Problem 3-38 in Spivak´s Calculus on Manifolds

This is not homework. Problem 3-38 reads:

Let $A_{n}$ be a closed set contained in $(n,n+1)$. Suppose that $f:\mathbb{R}\rightarrow \mathbb{R}$ satisfies $\int_{A_{n}}f=(-1)^{n}/n$ and $f(x)=0$ for $x\notin$ any $A_{n}$. Find two partitions of unity $\Phi$ and $\Psi$ such that $\sum_{\phi\in\Phi}\int_{\mathbb{R}}\phi\cdot f$ and $\sum_{\psi\in\Psi}\int_{\mathbb{R}}\psi\cdot f$ converge absolutely to different values.

A few observations: First, $n\ge 1$. Second, Spivak uses what he calls an extended integral, whose definition and relations with the usual integral can be found on p.65, which can be found here or here.

It may be helpful to have an example of such a function in mind. Let $A_{n}=$ closed interval of length $1/2n$ centered at the point $(2n+1)/2$. Clearly $A_{n}\subset(n,n+1)$. then define $$f(x)=\begin{cases} \hphantom{-}2& \text{if $x\in A_{n}$ for $n$ even}\\ -2& \text{if $x\in A_{n}$ for $n$ odd}\\ \hphantom{-}0& \text{otherwise}. \end{cases}$$

A possible approach: Let $a_{n}=(-1)^{n}/n$. Since $\sum_{n}a_{n}=\alpha\in\mathbb{R}$ but the convergence is conditional, then for any $\beta\not=\alpha$ there is a rearrangement $\{b_{n}\}$ of the sequence $\{a_{n}\}$ such that $\sum_{n}b_{n}=\beta$.
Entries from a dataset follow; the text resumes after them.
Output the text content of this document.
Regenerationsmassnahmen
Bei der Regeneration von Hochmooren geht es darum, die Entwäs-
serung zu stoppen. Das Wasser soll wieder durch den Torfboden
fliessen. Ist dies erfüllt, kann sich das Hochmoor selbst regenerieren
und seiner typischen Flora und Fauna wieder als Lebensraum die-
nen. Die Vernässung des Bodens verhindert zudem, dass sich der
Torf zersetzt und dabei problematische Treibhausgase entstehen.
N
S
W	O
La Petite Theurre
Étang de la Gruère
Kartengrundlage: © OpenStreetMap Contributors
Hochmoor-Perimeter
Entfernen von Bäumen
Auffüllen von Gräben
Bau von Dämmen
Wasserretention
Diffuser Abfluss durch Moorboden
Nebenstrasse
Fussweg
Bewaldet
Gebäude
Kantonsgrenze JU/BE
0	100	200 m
Now, we form a family of open sets $\{U_{n}\}$, where $U_{n}$ is the union of $n$ intervals $(k,k+1)$, each corresponding to a term of the $n$-th partial sum of $\sum_{n}a_{n}$. We form a similar family $\{V_{n}\}$ looking at the partial sums of $\sum_{n}b_{n}$. E.g., if we let $\{b_{n}\}=\{-1,1/2,1/4,-1/3,1/6,1/8,-1/5,\ldots\}$ we have $V_{3}=(1,2)\cup(2,3)\cup(4,5)$ while since $\{a_{n}\}=\{-1,1/2,-1/3,1/4,\ldots\}$ we have $U_{3}=(1,2)\cup(2,3)\cup(3,4)$.

If we slightly fatten-up the $U_{n}$ (resp. the $V_{n}$) we form open covers $\mathcal{U}$ (resp. $\mathcal{V}$) of all the reals greater or equal than 1 without ading points where $f$ in non-zero. My heart tells me that partitions of unity $\Phi$ and $\Psi$ subordinate to $\mathcal{U}$ and $\mathcal{V}$, respectively, will be the desired one. But alas I am lost!

Does any one know how to show that the aforementioned partitions of unity are the desired ones?

Other possible approaches to the solution are also welcomed.

In addition to two posts linked above, related issues with other problems and statements about integration in Spivak´s book can be found here and here.

Solution 1:

Since Spivak requires absolute convergence, it is not enough to rearrange the series. We need a "blocking" lemma of the following kind:

Lemma. Suppose $\sum a_n$ is a conditionally convergent series. Then for every $\beta\in \mathbb R$ there exists a partition $\mathbb N=\bigcup_{j=1}^\infty B_j$ where each set $B_j$ is finite, and the series $\sum_j \left(\sum_{n\in B_j} a_n\right)$ converges absolutely to $\beta$.

Assume the lemma for now. Our partition should include open sets $U_j=\bigcup_{n\in B_j}(j,j+1)$. These do not cover the integers, though. Cover each integer by a tiny interval $(n-\epsilon,n+\epsilon)$ where $\epsilon$ is small enough so that the interval does not meet the sets $A_n$ and $A_{n-1}$. Note that $f$ is identically zero within such intervals. For each $n$, the set $A_n$ meets exactly one element $U_j$ of our open cover; therefore, the corresponding function $\varphi_j$ from a partition of unity will be identically $1$ on $A_n$. We have $\int f\varphi_j=\sum_{n\in B_j} a_n$ which gives the desired result. $\quad\Box$

As for the lemma, the proof goes like this: first, rearrange the series so that it converges conditionally to $\beta$; then divide the rearranged series $\sum a_{\sigma(k)}$ into blocks $N_i\le \sigma(k)<N_{i+1}$, $i=1,2,3,\dots$ such that the sum within the $i$th block is at most $2^{-i}$ for all $i\ge 2$. (Idea: cut off the tail repeatedly when it gets smaller than $2^{-i}$.)